To make sure the U.S. would not be subject to the OECD’s minimum tax — and specifically its undertaxed profits rule — Republicans included a foreign capital tax in the House-passed version of the bill that scared investors and was dropped when the U.S. and the G7 struck their deal. One congressional tax source told The Hill they were pleased they were able to remove the foreign capital tax, but they were ready to make it a reality.
IRS officials have told The Hill in the past it is usually the U.S. that effectively exports its tax structures abroad through policy adoption by other countries, rather than taking cues from multilateral agreements, which are then harmonized to national laws.
While Republicans appear to be leaving further modification of the U.S. corporate minimum tax to the regulatory level for now, they did provide a specially tailored revision to the law itself to exempt oil and gas companies in the tax and spending bill passed over the summer.
That provision changed the CAMT by allowing “intangible drilling and development costs” into income calculations accepted by the IRS. The law mirrored legislation put forward by Sen.

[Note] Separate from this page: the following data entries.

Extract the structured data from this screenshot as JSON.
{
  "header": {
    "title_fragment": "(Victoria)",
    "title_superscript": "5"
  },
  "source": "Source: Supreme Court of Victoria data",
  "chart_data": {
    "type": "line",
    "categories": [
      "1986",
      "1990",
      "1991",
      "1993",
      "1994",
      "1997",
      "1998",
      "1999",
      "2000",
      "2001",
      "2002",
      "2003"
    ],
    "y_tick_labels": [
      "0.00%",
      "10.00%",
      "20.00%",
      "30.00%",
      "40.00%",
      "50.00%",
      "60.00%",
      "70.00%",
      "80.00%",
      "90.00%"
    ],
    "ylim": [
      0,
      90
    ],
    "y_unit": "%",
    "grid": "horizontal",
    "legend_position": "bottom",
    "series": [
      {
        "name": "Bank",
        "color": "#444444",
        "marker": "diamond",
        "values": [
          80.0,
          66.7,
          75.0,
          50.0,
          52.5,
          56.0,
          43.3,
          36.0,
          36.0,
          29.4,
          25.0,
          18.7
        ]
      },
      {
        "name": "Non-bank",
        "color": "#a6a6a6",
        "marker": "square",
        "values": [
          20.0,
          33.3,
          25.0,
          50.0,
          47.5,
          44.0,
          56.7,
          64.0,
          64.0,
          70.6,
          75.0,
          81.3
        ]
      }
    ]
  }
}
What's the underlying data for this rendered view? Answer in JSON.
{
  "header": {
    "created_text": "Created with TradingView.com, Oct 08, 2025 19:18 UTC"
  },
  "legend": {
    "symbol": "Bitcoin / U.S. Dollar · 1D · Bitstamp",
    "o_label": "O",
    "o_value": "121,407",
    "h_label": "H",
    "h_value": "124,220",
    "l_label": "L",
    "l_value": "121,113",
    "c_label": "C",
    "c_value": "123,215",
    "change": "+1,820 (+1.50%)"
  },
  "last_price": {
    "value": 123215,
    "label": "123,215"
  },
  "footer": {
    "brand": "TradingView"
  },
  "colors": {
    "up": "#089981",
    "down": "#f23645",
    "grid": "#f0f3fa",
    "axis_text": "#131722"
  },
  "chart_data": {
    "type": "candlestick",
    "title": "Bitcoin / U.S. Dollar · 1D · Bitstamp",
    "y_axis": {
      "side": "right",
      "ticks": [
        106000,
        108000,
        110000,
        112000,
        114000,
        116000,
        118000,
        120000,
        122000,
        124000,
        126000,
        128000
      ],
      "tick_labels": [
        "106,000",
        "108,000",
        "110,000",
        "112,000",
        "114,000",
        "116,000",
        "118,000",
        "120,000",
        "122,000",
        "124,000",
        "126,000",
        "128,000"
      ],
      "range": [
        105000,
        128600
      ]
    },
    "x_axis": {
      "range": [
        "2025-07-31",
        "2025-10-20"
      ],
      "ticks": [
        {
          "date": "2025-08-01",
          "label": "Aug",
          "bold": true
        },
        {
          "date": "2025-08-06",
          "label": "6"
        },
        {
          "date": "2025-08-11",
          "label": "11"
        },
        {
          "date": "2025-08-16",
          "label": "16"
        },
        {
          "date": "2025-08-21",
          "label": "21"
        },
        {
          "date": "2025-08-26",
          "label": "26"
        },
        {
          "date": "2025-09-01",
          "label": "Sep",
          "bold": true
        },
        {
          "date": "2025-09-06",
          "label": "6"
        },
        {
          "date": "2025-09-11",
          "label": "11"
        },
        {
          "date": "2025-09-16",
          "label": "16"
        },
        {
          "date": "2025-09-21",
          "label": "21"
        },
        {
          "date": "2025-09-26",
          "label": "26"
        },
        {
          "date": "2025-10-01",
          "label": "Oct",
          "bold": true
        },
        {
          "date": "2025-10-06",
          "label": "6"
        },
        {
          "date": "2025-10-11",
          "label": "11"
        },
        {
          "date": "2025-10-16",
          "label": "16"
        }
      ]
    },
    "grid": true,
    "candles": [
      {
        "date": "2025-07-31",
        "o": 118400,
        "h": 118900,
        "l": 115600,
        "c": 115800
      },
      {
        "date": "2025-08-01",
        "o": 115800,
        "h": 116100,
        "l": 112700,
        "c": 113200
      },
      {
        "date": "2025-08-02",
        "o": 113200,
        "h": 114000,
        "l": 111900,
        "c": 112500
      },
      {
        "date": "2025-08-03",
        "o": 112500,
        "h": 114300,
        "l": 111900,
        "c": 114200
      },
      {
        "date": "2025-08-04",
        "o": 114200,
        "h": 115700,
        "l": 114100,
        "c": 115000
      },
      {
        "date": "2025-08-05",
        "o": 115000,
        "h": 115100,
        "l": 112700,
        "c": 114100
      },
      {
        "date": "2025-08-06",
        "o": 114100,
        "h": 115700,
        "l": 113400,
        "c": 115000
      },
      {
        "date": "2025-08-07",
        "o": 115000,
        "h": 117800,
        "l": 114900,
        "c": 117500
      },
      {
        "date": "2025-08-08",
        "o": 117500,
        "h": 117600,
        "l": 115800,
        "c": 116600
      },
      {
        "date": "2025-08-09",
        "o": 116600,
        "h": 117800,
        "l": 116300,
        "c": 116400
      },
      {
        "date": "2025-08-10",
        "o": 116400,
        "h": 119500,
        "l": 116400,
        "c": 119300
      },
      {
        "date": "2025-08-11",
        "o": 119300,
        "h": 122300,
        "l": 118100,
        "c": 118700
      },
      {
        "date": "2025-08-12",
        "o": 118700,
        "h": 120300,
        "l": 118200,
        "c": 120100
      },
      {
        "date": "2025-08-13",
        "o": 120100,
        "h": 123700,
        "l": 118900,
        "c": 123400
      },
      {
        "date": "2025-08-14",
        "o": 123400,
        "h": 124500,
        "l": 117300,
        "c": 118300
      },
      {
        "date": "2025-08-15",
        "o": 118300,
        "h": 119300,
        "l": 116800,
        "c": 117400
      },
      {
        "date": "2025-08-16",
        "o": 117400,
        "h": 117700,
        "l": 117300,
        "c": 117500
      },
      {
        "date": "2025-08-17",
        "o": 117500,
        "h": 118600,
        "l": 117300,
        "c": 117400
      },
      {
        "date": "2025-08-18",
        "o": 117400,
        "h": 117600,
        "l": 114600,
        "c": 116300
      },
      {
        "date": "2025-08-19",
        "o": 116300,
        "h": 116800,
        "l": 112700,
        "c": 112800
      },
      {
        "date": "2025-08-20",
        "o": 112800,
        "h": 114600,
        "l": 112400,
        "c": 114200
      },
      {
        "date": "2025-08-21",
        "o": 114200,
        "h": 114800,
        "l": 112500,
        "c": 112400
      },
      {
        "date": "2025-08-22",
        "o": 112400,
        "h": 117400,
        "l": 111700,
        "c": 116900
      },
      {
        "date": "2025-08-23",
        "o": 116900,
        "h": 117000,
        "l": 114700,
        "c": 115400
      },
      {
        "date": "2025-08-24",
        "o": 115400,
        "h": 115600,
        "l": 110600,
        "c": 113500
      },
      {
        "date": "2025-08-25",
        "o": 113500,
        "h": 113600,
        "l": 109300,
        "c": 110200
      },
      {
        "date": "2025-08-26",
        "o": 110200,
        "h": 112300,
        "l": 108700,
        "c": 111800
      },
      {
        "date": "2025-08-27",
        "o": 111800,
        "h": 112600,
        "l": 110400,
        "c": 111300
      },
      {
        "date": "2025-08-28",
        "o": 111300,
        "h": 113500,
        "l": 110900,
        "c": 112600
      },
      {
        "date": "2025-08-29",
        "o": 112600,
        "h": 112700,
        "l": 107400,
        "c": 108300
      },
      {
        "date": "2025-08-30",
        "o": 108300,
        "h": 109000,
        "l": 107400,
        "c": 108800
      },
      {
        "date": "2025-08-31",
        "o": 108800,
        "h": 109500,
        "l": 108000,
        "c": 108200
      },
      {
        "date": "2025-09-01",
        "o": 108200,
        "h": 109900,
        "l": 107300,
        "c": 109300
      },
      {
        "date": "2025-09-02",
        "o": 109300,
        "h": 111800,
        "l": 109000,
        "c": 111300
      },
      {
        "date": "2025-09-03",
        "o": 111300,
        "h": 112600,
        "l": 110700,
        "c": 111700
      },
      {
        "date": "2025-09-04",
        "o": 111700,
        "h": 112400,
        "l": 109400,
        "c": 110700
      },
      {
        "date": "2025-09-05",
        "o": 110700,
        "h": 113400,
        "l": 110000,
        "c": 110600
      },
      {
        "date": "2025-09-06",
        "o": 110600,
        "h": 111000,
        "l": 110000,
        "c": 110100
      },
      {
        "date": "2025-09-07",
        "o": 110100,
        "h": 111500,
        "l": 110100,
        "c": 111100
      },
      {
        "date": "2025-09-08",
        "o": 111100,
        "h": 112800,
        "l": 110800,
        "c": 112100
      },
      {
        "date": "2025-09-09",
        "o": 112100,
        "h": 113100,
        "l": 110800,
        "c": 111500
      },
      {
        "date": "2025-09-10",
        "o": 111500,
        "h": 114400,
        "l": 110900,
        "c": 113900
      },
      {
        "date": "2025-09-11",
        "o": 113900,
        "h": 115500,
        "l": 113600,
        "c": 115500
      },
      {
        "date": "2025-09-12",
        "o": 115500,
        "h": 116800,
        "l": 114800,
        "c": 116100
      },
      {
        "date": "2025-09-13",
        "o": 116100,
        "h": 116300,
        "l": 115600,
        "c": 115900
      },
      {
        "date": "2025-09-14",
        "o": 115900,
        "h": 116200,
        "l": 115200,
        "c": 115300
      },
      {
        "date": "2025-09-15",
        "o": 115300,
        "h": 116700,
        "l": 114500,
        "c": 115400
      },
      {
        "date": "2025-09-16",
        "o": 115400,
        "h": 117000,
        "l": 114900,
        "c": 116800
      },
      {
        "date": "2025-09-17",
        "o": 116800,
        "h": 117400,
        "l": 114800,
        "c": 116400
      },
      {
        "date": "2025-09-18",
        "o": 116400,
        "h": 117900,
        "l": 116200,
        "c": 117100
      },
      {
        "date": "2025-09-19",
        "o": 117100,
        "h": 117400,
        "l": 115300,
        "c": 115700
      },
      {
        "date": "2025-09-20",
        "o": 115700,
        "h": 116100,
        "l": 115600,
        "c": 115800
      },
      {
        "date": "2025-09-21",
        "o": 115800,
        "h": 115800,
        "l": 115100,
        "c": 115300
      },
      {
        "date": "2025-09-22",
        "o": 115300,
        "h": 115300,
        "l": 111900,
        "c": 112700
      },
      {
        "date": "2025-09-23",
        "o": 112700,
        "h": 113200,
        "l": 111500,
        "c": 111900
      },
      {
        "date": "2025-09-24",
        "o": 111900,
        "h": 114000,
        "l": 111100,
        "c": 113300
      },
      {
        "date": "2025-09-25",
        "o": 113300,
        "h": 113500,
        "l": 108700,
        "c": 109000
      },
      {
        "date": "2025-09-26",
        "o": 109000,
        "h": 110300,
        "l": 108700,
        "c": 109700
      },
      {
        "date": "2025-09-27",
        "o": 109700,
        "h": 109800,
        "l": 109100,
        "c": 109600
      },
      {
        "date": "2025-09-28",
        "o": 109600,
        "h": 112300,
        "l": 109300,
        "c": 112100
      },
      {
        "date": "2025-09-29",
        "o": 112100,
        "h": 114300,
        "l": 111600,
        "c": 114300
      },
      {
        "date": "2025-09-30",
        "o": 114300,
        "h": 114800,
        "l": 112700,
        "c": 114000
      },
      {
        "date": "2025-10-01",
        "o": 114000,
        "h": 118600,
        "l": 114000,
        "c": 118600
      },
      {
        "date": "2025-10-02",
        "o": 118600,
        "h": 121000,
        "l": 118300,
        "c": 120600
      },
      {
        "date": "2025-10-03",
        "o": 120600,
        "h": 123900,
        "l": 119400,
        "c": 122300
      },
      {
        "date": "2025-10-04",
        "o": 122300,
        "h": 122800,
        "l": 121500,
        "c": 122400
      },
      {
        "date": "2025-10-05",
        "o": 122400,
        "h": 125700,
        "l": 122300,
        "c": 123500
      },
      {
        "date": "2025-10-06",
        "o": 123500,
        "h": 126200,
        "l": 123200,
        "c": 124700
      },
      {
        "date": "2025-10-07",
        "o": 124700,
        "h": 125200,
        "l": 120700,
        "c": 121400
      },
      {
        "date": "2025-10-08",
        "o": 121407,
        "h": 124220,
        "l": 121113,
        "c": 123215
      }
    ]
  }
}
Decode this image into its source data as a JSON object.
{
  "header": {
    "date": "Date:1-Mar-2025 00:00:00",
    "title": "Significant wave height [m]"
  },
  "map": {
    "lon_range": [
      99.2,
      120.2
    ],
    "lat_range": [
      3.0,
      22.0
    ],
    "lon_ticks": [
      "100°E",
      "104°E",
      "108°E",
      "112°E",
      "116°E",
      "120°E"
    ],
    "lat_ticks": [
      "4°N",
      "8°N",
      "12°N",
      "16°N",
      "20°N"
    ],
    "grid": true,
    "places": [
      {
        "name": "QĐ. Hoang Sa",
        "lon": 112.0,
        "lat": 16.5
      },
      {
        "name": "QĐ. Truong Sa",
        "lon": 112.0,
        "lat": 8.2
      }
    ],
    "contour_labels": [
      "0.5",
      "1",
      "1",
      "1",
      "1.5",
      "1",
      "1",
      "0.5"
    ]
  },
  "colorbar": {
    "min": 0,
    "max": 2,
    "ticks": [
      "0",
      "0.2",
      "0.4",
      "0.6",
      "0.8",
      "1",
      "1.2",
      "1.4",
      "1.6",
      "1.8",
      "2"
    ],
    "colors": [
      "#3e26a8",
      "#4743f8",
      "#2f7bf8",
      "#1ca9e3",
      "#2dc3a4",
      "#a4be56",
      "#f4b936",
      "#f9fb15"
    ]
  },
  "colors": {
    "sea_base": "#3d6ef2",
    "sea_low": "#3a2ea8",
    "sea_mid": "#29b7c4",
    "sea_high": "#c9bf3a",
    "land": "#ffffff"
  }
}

James Lankford (R-Okla.), who said earlier this year he was trying to get the industry some “relief.”
“We need to be able to get some relief to them so they’re not constantly worried about it,” Lankford told CNBC.
If countries lose interest in the OECD as a forum for international agreement on minimum business taxation, it could open up a floodgate of big tech taxes, which were the original motivation for increased tax coordination across international borders.
Big tech platforms operate globally while being mostly headquartered in the U.S., leaving them exempt from traditional forms of consumption taxes. Such tech taxes, often called “digital services taxes,” could resemble the one Canada recently put in place and then yanked as part of trade talks with the U.S.
Tax advocates say the stalling out of the OECD process could spur a rival initiative at the United Nations.
“Trump’s tax grab bolsters the UN convention negotiations,” a brief from the Tax Justice Network argued earlier this year, saying the foreign capital tax initially included in the tax bill would undermine “countries’ tax sovereignty.”